This report covers the first phase Mid-term Review of the Ghana Research and Advocacy Programme (G-RAP), which was launched in 2004, and provides an opinion on the prospects of achieving its objectives in the first phase, ending in September 2007.
The overall assessment is positive. Though not without its problems, G-RAP is evolving in progressive directions. The principle of core funding enjoys wide support in Ghana, and is appreciated by the RAO community. The PMT suffered, in the early months, from having to grapple with an ambiguous programme concept, but it has responded to RAO interests and concerns. G-RAP is recognised to address an important constraint on RAO performance and has the potential to make a significant contribution to pro-poor policy development.
That said, G-RAP would benefit from a degree of repositioning. The present report aims to facilitate this. It seeks to focus attention on the central vocation of the G-RAP concept: using core grants to help research and advocacy organisations inform and influence pro-poor policy. A core funding arrangement of this type exists to support and develop policy engagement, not internal organisational development in its narrower sense. It allows recipients considerable freedom and flexibility as to the means by which their policy objectives will be achieved. This implies a move away from the strong organisational development bias in the current approach. Concentrating on the policy engagement aspect of the original mandate should help the programme to address, in a more balanced way, the three levels of relations with its partners: the administrative; the programme and the strategic.
This refocusing would encourage G-RAP to test the core concept more
courageously. In a core funding arrangement, the role of the funding authority is essentially that of ensuring that the grantee conforms to the minimum performance standards, particularly as regards financial controls and output quality, and then delivers on the objectives specified. Once the grantee is ‘certified’ (in the sense of proving its conformity to the standards), the influence of the funding authority is limited. The onus is on the grantee to identify its objectives and the processes by which they will be achieved, and then to monitor
progress towards their achievement. The grantee’s objectives and a small number of key indicators form the basis of the dialogue between it and the funding authority. The processes are largely at the grantee’s discretion.
5. It is recommended that:
a) Efforts of the PMT are more narrowly focused on such core funding
support, avoiding the tendency to use G-RAP for other purposes;
b) Competitive funding is used more rigorously to channel demand and
support the policy priorities;
c) The funding instruments are simplified;
d) The governance structure is streamlined;
6. Funding arrangements and priorities: The focus on core funding as a form of budgetary support implies:
a) Providing funds to organisations on the basis of their positive achievements and capacities, the opportunities which they identify in the applied policy field, and the constraints [mainly external ones] that inhibit the achievements of their goals.

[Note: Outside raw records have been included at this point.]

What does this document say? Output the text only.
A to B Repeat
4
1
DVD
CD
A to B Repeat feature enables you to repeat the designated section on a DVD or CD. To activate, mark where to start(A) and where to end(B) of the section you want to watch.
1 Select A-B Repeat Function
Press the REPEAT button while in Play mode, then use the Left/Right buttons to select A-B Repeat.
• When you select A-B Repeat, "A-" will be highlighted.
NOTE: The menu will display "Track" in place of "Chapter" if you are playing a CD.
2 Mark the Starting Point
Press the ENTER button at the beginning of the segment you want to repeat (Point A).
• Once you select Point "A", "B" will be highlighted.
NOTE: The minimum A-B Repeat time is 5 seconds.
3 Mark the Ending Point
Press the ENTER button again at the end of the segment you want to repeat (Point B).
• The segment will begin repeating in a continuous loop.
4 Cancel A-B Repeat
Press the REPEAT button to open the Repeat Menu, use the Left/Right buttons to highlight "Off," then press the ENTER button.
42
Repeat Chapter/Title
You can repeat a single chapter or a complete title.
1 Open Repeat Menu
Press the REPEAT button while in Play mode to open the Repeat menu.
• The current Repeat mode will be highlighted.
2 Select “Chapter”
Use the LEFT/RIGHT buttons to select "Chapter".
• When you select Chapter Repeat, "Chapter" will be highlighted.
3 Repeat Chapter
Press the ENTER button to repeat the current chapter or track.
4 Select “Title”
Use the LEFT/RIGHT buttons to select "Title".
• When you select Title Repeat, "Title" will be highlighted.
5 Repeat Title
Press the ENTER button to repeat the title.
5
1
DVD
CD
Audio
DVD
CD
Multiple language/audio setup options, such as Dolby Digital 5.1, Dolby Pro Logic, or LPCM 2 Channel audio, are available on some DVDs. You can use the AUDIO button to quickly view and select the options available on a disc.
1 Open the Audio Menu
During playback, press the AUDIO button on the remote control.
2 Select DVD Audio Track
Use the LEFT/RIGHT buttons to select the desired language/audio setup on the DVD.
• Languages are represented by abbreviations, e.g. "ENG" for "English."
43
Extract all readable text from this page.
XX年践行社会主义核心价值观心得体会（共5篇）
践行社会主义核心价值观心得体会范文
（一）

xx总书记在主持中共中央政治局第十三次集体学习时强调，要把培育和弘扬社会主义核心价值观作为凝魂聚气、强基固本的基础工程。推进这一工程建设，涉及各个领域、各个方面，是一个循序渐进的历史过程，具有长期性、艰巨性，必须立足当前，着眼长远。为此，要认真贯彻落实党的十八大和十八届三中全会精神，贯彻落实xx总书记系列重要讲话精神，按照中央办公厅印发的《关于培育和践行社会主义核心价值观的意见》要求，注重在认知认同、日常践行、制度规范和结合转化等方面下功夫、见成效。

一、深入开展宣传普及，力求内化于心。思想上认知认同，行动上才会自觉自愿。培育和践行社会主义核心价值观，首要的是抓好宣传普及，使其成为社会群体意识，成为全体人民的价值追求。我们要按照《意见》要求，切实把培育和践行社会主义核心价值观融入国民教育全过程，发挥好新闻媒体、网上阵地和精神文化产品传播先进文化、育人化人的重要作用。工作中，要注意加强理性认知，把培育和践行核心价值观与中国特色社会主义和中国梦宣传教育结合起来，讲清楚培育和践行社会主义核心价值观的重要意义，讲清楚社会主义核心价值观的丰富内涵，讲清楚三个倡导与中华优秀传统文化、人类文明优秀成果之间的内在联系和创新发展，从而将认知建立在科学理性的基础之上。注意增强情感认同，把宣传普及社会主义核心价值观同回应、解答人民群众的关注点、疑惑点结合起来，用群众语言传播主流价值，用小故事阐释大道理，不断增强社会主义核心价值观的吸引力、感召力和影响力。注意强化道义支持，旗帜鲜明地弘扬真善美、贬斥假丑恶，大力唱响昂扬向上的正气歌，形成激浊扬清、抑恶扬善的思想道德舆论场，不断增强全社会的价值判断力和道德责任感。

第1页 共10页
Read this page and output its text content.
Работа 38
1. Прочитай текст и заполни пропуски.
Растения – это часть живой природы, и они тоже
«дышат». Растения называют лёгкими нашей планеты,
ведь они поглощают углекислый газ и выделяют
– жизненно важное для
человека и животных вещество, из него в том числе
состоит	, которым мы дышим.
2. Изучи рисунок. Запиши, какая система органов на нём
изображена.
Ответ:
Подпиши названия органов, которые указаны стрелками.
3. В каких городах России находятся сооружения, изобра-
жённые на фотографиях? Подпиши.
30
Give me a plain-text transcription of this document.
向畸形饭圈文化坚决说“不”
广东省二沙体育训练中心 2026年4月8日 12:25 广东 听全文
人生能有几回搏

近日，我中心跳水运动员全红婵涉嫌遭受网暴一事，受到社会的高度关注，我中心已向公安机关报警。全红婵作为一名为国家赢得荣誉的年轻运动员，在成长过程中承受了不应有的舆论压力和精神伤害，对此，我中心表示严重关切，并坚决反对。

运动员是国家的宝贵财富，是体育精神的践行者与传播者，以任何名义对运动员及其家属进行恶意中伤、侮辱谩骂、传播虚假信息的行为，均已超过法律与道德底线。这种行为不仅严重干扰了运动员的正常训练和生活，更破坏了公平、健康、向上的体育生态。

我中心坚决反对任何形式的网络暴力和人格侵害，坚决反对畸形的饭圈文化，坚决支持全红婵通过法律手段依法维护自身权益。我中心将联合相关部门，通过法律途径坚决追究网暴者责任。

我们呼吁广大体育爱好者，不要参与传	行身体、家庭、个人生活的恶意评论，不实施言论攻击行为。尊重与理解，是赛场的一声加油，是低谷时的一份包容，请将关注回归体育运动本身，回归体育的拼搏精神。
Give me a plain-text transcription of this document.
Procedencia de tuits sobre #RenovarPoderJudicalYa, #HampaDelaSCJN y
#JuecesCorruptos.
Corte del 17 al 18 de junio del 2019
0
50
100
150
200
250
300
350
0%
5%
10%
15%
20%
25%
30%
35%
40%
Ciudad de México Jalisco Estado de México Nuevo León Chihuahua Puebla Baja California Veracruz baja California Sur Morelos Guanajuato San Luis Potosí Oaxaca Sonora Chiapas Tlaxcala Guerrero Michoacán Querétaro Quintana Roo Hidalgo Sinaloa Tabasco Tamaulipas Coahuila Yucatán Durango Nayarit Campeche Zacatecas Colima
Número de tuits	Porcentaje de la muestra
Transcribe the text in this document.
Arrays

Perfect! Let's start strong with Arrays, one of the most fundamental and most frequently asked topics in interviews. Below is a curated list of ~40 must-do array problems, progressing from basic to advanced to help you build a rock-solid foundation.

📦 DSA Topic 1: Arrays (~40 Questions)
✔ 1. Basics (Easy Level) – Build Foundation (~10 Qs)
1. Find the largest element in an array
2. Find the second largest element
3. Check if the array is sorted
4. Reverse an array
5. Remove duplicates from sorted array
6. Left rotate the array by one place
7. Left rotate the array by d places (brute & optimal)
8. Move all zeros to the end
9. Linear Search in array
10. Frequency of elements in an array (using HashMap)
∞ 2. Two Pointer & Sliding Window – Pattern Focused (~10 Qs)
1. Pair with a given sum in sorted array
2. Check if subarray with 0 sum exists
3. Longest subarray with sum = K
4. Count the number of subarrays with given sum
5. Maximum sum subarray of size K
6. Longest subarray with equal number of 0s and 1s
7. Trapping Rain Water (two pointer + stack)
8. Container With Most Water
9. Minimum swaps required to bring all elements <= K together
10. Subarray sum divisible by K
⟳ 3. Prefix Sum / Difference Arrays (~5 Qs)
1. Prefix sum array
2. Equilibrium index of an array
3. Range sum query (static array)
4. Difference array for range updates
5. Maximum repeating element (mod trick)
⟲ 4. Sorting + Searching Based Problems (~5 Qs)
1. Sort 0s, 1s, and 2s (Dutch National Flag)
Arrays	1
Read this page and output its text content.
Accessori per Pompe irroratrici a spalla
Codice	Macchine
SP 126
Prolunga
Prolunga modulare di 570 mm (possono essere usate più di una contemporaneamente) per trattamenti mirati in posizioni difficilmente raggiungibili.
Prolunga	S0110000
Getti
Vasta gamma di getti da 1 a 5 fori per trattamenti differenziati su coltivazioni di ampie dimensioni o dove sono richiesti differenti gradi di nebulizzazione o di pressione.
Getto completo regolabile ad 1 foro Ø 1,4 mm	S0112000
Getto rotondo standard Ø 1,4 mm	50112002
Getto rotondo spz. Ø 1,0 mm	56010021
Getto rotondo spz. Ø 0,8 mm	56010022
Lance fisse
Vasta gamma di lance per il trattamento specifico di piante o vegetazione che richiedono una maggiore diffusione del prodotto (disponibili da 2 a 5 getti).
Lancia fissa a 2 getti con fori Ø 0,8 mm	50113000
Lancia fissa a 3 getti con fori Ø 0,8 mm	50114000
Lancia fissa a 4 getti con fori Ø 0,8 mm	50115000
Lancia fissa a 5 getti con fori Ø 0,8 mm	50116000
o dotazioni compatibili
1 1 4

b) Limiting the roles of the PMT to the functions of a Secretariat (this mainly implies, administering grants and allied activities such as assessing fiduciary risk and servicing the governance structure);
c) Implementing more structured core funding arrangements, perhaps applying a limited number of funding bands.
d) Allowing for support of effective but smaller RAOs within the framework of core funding grants, without recourse to technical assistance and institutional/capacity building (ICB).
e) Creation of a new category of ‘Small Projects Facility’ to channel innovation in a strategic fashion; specifically, this would support joint actions by RAOs on a demand-led basis, with a view to enhancing critical mass.
f) Further simplification of the assessment requirements for core funding, allowing partner RAOs greater autonomy, and encouraging them to concentrate on the policy outcomes they have defined for themselves.
Regarding RAO selection, the MTR recommends:
a) Greater clarity in the eligibility requirements.
b) Greater precision in the size of grant awards/less flexibility in funding decisions
c) Greater transparency in the information provided on grant decisions.